Building on its ongoing guidance involving actively exploited vulnerabilities in Ivanti's Pulse Secure products, the Cybersecurity and Infrastructure Security Agency released 13 malware analysis reports Wednesday.
Hackers had been exploiting a chain of vulnerabilities in Pulse Secure products, including a zero-day, for at least 10 months by the time CISA first issued an alert in April of this year. That alert was soon amended to include new vulnerabilities and a list of TTPs. Ivanti has been working with CISA throughout the process.
The since-patched vulnerabilities ultimately offered hackers remote code execution. The vulnerabilities were found in Pulse Connect Secure VPNs up to version 9.1R.11.4.
On April 20, FIreEye was the first to report the active threat against Pulse Secure, primarily focused on the defense industrial base, which they believed APT actors out of China were likely behind.
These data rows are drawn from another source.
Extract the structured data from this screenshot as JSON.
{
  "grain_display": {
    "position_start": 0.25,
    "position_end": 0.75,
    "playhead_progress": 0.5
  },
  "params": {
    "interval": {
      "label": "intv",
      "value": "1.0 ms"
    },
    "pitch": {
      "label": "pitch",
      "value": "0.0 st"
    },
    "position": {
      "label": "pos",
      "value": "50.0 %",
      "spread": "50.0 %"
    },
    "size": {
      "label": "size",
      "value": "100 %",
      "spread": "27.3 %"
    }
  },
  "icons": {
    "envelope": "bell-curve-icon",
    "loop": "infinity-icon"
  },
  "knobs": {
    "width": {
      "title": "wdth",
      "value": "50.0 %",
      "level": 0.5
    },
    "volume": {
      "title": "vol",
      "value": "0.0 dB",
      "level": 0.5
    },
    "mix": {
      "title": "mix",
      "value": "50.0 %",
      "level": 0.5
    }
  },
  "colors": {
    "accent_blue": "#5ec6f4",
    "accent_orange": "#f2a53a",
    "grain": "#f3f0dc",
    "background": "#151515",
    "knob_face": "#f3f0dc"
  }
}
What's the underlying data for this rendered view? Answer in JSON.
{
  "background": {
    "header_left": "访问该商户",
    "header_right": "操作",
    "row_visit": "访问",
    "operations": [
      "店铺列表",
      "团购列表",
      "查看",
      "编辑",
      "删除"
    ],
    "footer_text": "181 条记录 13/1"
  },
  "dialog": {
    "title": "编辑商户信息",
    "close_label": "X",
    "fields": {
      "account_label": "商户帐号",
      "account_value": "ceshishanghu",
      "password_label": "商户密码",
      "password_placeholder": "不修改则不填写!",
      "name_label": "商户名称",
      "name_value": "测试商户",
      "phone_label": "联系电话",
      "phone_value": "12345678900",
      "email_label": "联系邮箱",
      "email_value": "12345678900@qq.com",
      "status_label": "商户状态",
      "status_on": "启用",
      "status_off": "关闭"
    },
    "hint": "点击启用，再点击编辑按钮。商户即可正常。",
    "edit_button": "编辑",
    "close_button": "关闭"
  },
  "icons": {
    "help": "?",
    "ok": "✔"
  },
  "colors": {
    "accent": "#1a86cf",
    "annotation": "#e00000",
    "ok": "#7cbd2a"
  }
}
The malware profiled by CISA cover a wide array of functions, though many appear to be different Pulse Secure scripts modified to load web shells. According to the CISA analysis, commercial antivirus programs only caught five of the 13 samples.
CISA closes each malware analysis report with detailed guidance to abide by traditional cyber hygiene standards.
Ivanti purchased Pulse Secure in December, five months after the hacker campaign began.